According to democrats, international tariff agreements, not crime, not communism, not terrorism, not leftism, not black racism, lawlessness, hatred, and violence, or other wickedness, are the real threats to the US.
The evolution of U.S. tariff policy from 1790 to 2019 can be divided into three distinct periods, each characterized by a different primary objective: revenue generation (1790–1860), import restriction (1861–1933), and reciprocity through trade agreements (1934–present). During the revenue period, average tariffs increased from approximately 20% to 60%, before declining again to around 20% by 1860. In the subsequent restriction period, the average tariff on dutiable imports rose to roughly 50% and remained at that level for several decades. Beginning in 1934, the reciprocity period marked a sharp decline in tariff rates, which eventually stabilized at approximately 5%, a level that has persisted into the 21st century.[1] Many of the fluctuations in average tariffs over time were not the result of deliberate policy shifts, but rather due to changes in import prices interacting with “specific duties”—fixed dollar amounts per unit of quantity, rather than percentages of import value. For example, price increases during World War I and deflation during the Great Depression produced temporary spikes and dips in the average tariff level.

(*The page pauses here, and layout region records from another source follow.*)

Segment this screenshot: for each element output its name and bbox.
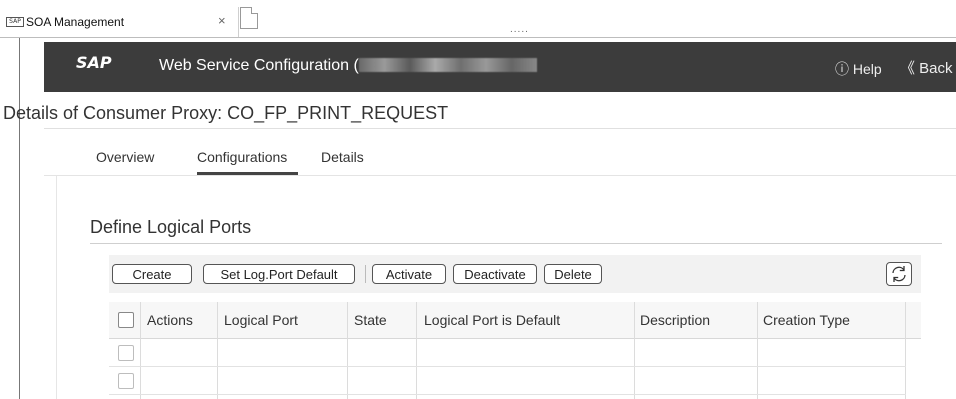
content-border (56, 176, 57, 399)
browser-tab-strip: SAP SOA Management × ..... (0, 0, 956, 38)
tab-strip-divider (0, 37, 956, 38)
column-header-state[interactable]: State (354, 312, 387, 328)
refresh-button[interactable] (886, 262, 912, 286)
table-toolbar: Create Set Log.Port Default Activate Dea… (109, 255, 921, 293)
browser-tab-title: SOA Management (26, 15, 125, 29)
section-divider (90, 243, 942, 244)
table-row[interactable] (109, 367, 906, 395)
set-log-port-default-button[interactable]: Set Log.Port Default (203, 264, 355, 284)
back-button[interactable]: 《 Back (900, 57, 953, 78)
new-tab-icon[interactable] (240, 7, 258, 29)
activate-button[interactable]: Activate (372, 264, 446, 284)
column-header-creation-type[interactable]: Creation Type (763, 312, 850, 328)
page-title: Details of Consumer Proxy: CO_FP_PRINT_R… (3, 103, 449, 123)
delete-button[interactable]: Delete (544, 264, 602, 284)
divider (44, 128, 956, 129)
shell-title-text: Web Service Configuration ( (159, 57, 359, 74)
column-header-logical-port-default[interactable]: Logical Port is Default (424, 312, 560, 328)
deactivate-button[interactable]: Deactivate (453, 264, 537, 284)
select-all-checkbox[interactable] (118, 312, 134, 328)
close-tab-icon[interactable]: × (218, 13, 226, 28)
row-select-checkbox[interactable] (118, 345, 134, 361)
window-left-border (19, 38, 20, 399)
column-header-description[interactable]: Description (640, 312, 710, 328)
divider (44, 175, 956, 176)
column-header-actions[interactable]: Actions (147, 312, 193, 328)
window-drag-handle[interactable]: ..... (510, 24, 529, 35)
sap-logo-text: SAP (76, 53, 112, 72)
browser-tab[interactable]: SAP SOA Management × (0, 7, 239, 37)
logical-ports-table: Actions Logical Port State Logical Port … (109, 302, 921, 399)
redacted-system-id (358, 58, 537, 72)
tab-details[interactable]: Details (321, 149, 364, 165)
shell-header: SAP Web Service Configuration ( ⓘ Help 《… (44, 42, 956, 92)
section-title: Define Logical Ports (90, 217, 252, 237)
sap-favicon-icon: SAP (6, 17, 24, 27)
sap-logo: SAP (74, 52, 118, 74)
table-header: Actions Logical Port State Logical Port … (109, 302, 921, 339)
toolbar-separator (365, 265, 366, 283)
tab-configurations[interactable]: Configurations (197, 149, 287, 165)
shell-title: Web Service Configuration ( (159, 57, 537, 75)
row-select-checkbox[interactable] (118, 373, 134, 389)
help-button[interactable]: ⓘ Help (835, 59, 882, 79)
table-row[interactable] (109, 339, 906, 367)
column-header-logical-port[interactable]: Logical Port (224, 312, 298, 328)
refresh-icon (892, 266, 906, 282)
tab-overview[interactable]: Overview (96, 149, 154, 165)
create-button[interactable]: Create (112, 264, 192, 284)
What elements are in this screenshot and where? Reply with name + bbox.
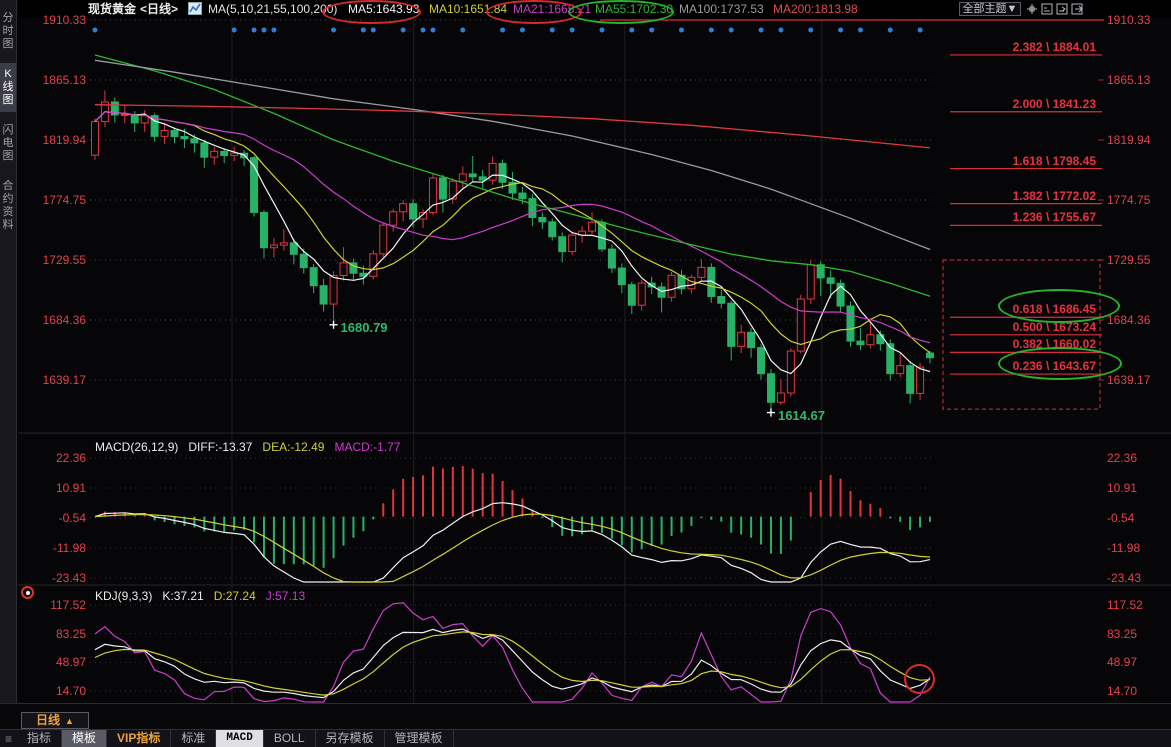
macd-axis-label-left: 10.91	[20, 481, 86, 495]
price-axis-label-right: 1729.55	[1107, 253, 1150, 267]
macd-axis-label-left: -11.98	[20, 541, 86, 555]
tab-MACD[interactable]: MACD	[216, 730, 263, 747]
macd-axis-label-left: -23.43	[20, 571, 86, 585]
fib-level-label-0.236: 0.236 \ 1643.67	[936, 359, 1096, 373]
low-annotation-1614.67: 1614.67	[778, 408, 825, 423]
price-axis-label-right: 1639.17	[1107, 373, 1150, 387]
tab-VIP指标[interactable]: VIP指标	[107, 730, 171, 747]
kdj-axis-label-left: 14.70	[20, 684, 86, 698]
symbol-title: 现货黄金	[88, 2, 136, 16]
price-axis-label-left: 1865.13	[20, 73, 86, 87]
price-axis-label-right: 1774.75	[1107, 193, 1150, 207]
crosshair-icon[interactable]	[1026, 3, 1038, 15]
price-axis-label-left: 1684.36	[20, 313, 86, 327]
kdj-axis-label-right: 48.97	[1107, 655, 1137, 669]
price-axis-label-right: 1865.13	[1107, 73, 1150, 87]
price-axis-label-right: 1684.36	[1107, 313, 1150, 327]
price-axis-label-left: 1819.94	[20, 133, 86, 147]
kdj-sun-icon[interactable]	[21, 586, 34, 599]
tab-模板[interactable]: 模板	[62, 730, 107, 747]
period-selector-label: 日线	[36, 713, 60, 727]
sidebar-tab-K线图[interactable]: K线图	[0, 63, 16, 112]
macd-axis-label-right: 10.91	[1107, 481, 1137, 495]
macd-axis-label-right: 22.36	[1107, 451, 1137, 465]
kdj-panel-area[interactable]	[18, 587, 1104, 703]
period-tag: <日线>	[140, 2, 178, 16]
theme-dropdown-button[interactable]: 全部主题▼	[959, 2, 1021, 16]
sidebar-tab-分时图[interactable]: 分时图	[0, 7, 16, 56]
chart-header: 现货黄金 <日线> MA(5,10,21,55,100,200) MA5:164…	[18, 0, 1171, 18]
macd-axis-label-right: -23.43	[1107, 571, 1141, 585]
price-axis-label-right: 1819.94	[1107, 133, 1150, 147]
time-axis: 日线 ▲	[0, 703, 1171, 729]
left-sidebar: 分时图 K线图闪电图合约资料	[0, 0, 17, 729]
macd-axis-label-left: -0.54	[20, 511, 86, 525]
tab-管理模板[interactable]: 管理模板	[385, 730, 454, 747]
ma55-legend-value: MA55:1702.30	[595, 2, 673, 16]
fib-level-label-2.000: 2.000 \ 1841.23	[936, 97, 1096, 111]
kdj-title: KDJ(9,3,3)	[95, 589, 152, 603]
period-selector[interactable]: 日线 ▲	[21, 712, 89, 729]
tab-BOLL[interactable]: BOLL	[264, 730, 316, 747]
kdj-header: KDJ(9,3,3) K:37.21 D:27.24 J:57.13	[95, 589, 305, 603]
macd-panel-area[interactable]	[18, 434, 1104, 585]
fib-level-label-1.236: 1.236 \ 1755.67	[936, 210, 1096, 224]
kdj-axis-label-left: 48.97	[20, 655, 86, 669]
kdj-d-value: D:27.24	[214, 589, 256, 603]
ma100-legend-value: MA100:1737.53	[679, 2, 764, 16]
macd-axis-label-right: -11.98	[1107, 541, 1140, 555]
macd-dea-value: DEA:-12.49	[262, 440, 324, 454]
macd-macd-value: MACD:-1.77	[334, 440, 400, 454]
macd-diff-value: DIFF:-13.37	[188, 440, 252, 454]
ma-params: MA(5,10,21,55,100,200)	[208, 2, 337, 16]
fib-level-label-0.500: 0.500 \ 1673.24	[936, 320, 1096, 334]
macd-axis-label-right: -0.54	[1107, 511, 1134, 525]
ma21-legend-value: MA21:1665.21	[513, 2, 591, 16]
tab-指标[interactable]: 指标	[17, 730, 62, 747]
kdj-axis-label-left: 117.52	[20, 598, 86, 612]
ma5-legend-value: MA5:1643.93	[348, 2, 419, 16]
price-axis-label-left: 1910.33	[20, 13, 86, 27]
fib-level-label-1.618: 1.618 \ 1798.45	[936, 154, 1096, 168]
chart-type-icon	[188, 2, 202, 18]
price-axis-label-left: 1774.75	[20, 193, 86, 207]
triangle-up-icon: ▲	[65, 716, 74, 726]
price-axis-label-left: 1729.55	[20, 253, 86, 267]
split-pane-icon[interactable]	[1041, 3, 1053, 15]
kdj-k-value: K:37.21	[162, 589, 203, 603]
macd-header: MACD(26,12,9) DIFF:-13.37 DEA:-12.49 MACD:-…	[95, 440, 400, 454]
kdj-axis-label-left: 83.25	[20, 627, 86, 641]
macd-title: MACD(26,12,9)	[95, 440, 178, 454]
kdj-axis-label-right: 117.52	[1107, 598, 1143, 612]
tab-标准[interactable]: 标准	[171, 730, 216, 747]
ma200-legend-value: MA200:1813.98	[773, 2, 858, 16]
fib-level-label-2.382: 2.382 \ 1884.01	[936, 40, 1096, 54]
fib-level-label-0.618: 0.618 \ 1686.45	[936, 302, 1096, 316]
macd-axis-label-left: 22.36	[20, 451, 86, 465]
collapse-pane-icon[interactable]	[1071, 3, 1083, 15]
low-annotation-1680.79: 1680.79	[341, 320, 388, 335]
kdj-axis-label-right: 14.70	[1107, 684, 1137, 698]
kdj-axis-label-right: 83.25	[1107, 627, 1137, 641]
ma10-legend-value: MA10:1651.84	[429, 2, 507, 16]
sidebar-tab-合约资料[interactable]: 合约资料	[0, 175, 16, 237]
trading-app: 分时图 K线图闪电图合约资料 现货黄金 <日线> MA(5,10,21,55,10…	[0, 0, 1171, 747]
fib-level-label-0.382: 0.382 \ 1660.02	[936, 337, 1096, 351]
price-axis-label-left: 1639.17	[20, 373, 86, 387]
pane-arrow-icon[interactable]	[1056, 3, 1068, 15]
menu-icon[interactable]: ≡	[0, 732, 17, 746]
tab-另存模板[interactable]: 另存模板	[316, 730, 385, 747]
fib-level-label-1.382: 1.382 \ 1772.02	[936, 189, 1096, 203]
bottom-tab-bar: ≡ 指标模板VIP指标标准MACDBOLL另存模板管理模板	[0, 729, 1171, 747]
price-axis-label-right: 1910.33	[1107, 13, 1150, 27]
sidebar-tab-闪电图[interactable]: 闪电图	[0, 119, 16, 168]
kdj-j-value: J:57.13	[266, 589, 305, 603]
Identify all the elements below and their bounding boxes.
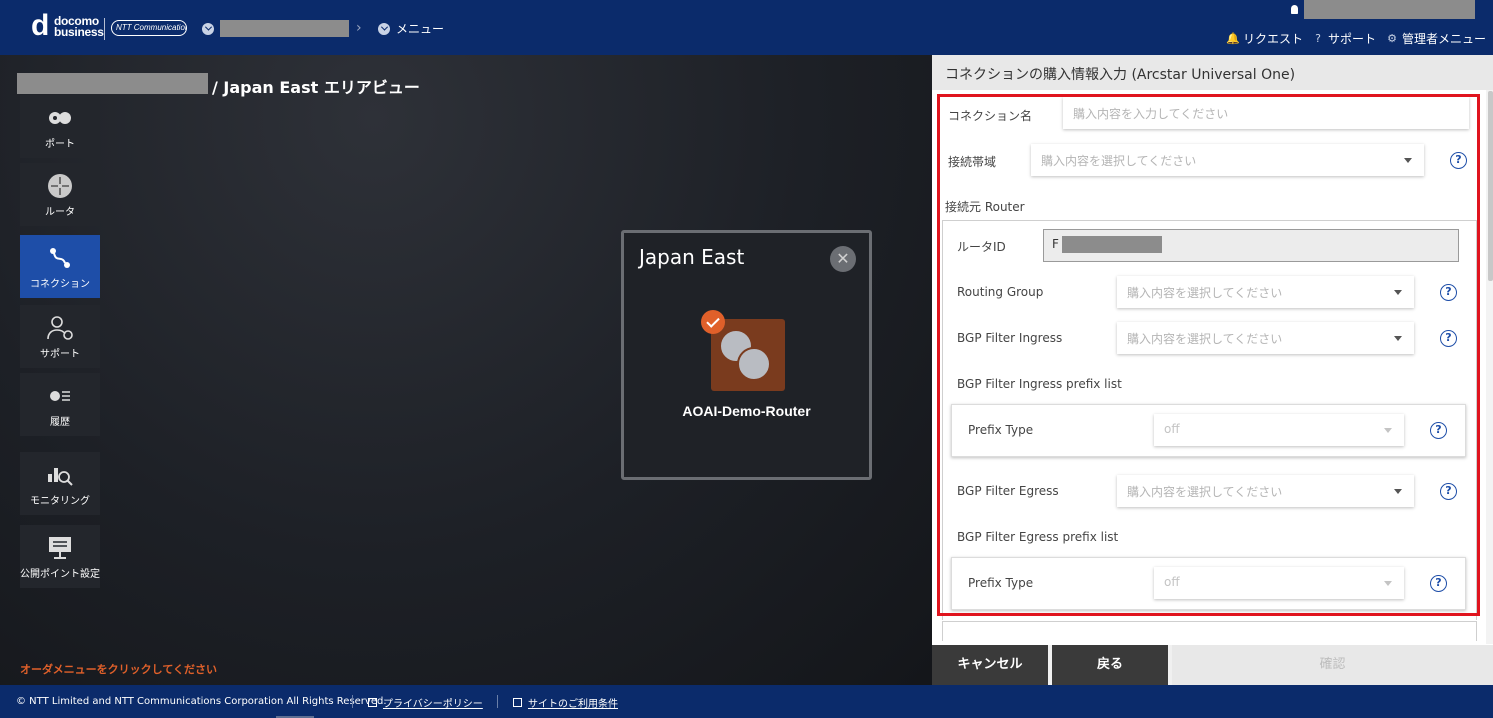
- nav-item-support[interactable]: サポート: [20, 305, 100, 368]
- request-menu[interactable]: 🔔 リクエスト: [1226, 30, 1303, 47]
- privacy-policy-link[interactable]: プライバシーポリシー: [368, 695, 483, 710]
- help-circle-icon: ?: [1315, 32, 1321, 45]
- top-header: d docomo business NTT Communications › メ…: [0, 0, 1493, 55]
- nav-item-port[interactable]: ポート: [20, 95, 100, 158]
- close-icon[interactable]: ✕: [830, 246, 856, 272]
- ntt-communications-logo: NTT Communications: [111, 20, 187, 36]
- docomo-business-logo[interactable]: docomo business: [54, 15, 104, 38]
- user-icon: [1284, 0, 1304, 19]
- nav-item-history[interactable]: 履歴: [20, 373, 100, 436]
- redacted-tenant-name: [220, 20, 349, 37]
- bell-icon: 🔔: [1226, 32, 1240, 45]
- support-menu[interactable]: ? サポート: [1312, 30, 1376, 47]
- page-footer: © NTT Limited and NTT Communications Cor…: [0, 685, 1493, 718]
- nav-item-router[interactable]: ルータ: [20, 163, 100, 226]
- next-section-group: [942, 621, 1477, 641]
- nav-item-monitoring[interactable]: モニタリング: [20, 452, 100, 515]
- docomo-logo-mark: d: [31, 9, 50, 42]
- nav-item-connection[interactable]: コネクション: [20, 235, 100, 298]
- monitoring-icon: [48, 468, 73, 486]
- highlight-frame: [937, 94, 1480, 616]
- confirm-button[interactable]: 確認: [1172, 645, 1493, 685]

A significant drop in tariffs following World War II was largely driven by inflation: roughly two-thirds of the decline between 1944 and 1950 resulted from rising prices, and one-third from tariff reductions negotiated at the first GATT conference in 1947.[1]
Although the average tariff on dutiable imports has fluctuated considerably over time, the underlying tariff rates set by policymakers have been more stable than the raw data might suggest. These rates are typically structured to reflect the overarching goals of revenue generation, import restriction, or trade reciprocity.